En general la fuente más difundida y perceptible de transmisiones de radio procedentes de la Tierra son nuestros programas de televisión. Puesto que la Tierra gira, algunas emisoras de televisión aparecerán en un horizonte de la Tierra mientras las otras desaparecen por el otro. Habrá un revoltijo confuso de programas. Una civilización avanzada en un planeta de una estrella cercana podría incluso separarlos y ordenarlos. Los mensajes repetidos con mayor frecuencia serían las sintonías de las emisoras y los llamamientos en favor de la compra de detergentes, desodorantes, tabletas contra la jaqueca, automóviles y productos petrolíferos. Los mensajes más obvios serían los transmitidos simultáneamente por muchas emisoras en muchas zonas temporales: por ejemplo discursos en tiempos de crisis internacional por el presidente de los Estados Unidos o por el primer ministro de la Unión Soviética. Los contenidos obtusos de la televisión comercial y los integumentos de las crisis internacionales y de las guerras intestinas dentro de la familia humana son los mensajes principales sobre la vida en la Tierra que seleccionamos para emitir hacia el Cosmos. ¿Qué pueden pensar de nosotros?
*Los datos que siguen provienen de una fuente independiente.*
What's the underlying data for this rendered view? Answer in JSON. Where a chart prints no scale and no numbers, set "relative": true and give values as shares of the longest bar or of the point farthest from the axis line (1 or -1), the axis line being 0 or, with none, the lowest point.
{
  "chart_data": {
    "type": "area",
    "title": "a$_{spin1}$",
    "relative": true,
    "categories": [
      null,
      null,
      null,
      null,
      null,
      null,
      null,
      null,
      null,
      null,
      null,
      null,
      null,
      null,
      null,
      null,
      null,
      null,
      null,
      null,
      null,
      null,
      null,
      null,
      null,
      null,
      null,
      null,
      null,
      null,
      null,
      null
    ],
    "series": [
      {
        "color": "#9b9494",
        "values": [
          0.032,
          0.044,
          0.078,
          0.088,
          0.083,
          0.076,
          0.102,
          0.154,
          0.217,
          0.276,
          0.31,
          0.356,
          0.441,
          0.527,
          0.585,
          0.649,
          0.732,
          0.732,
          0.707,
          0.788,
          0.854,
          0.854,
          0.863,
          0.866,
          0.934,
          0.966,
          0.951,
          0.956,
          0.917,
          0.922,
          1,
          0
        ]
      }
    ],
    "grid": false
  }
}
Es imposible hacer regresar estos programas de televisión. No hay manera de enviar un mensaje más rápido que les dé alcance y revise la transmisión anterior. Nada puede ir a velocidad mayor que la de la luz. La transmisión en gran escala de programas de televisión en el planeta Tierra no se inició hasta fines de los años 1940. Por lo tanto hay un frente de onda esférico centrado en la Tierra que se expande a la velocidad de la luz que contiene a Howdy Doody, el discurso de las Damas del entonces vicepresidente Richard M. Nixon y las inquisiciones televisadas del senador Joseph McCarthy. Puesto que estas transmisiones se emitieron hace sólo unas décadas, están a sólo unas decenas de años luz de distancia de la Tierra. Si la civilización más próxima está más lejos todavía, podemos respirar tranquilos un rato. En todo caso confío que encuentren estos programas incomprensibles.

El disco interestelar Voyager. Las dos naves espaciales Voyager, después de explorar los planetas gigantes, abandonarán el sistema solar, y por ello llevan mensajes dirigidos a cualquier civilización interestelar que pueda encontrarlos. La cubierta del disco (derecha) da instrucciones en notación científica para tocar el disco e indicaciones sobre la posición y época actual de la Tierra. Dentro está el disco (izquierda). Durará mil millones de años.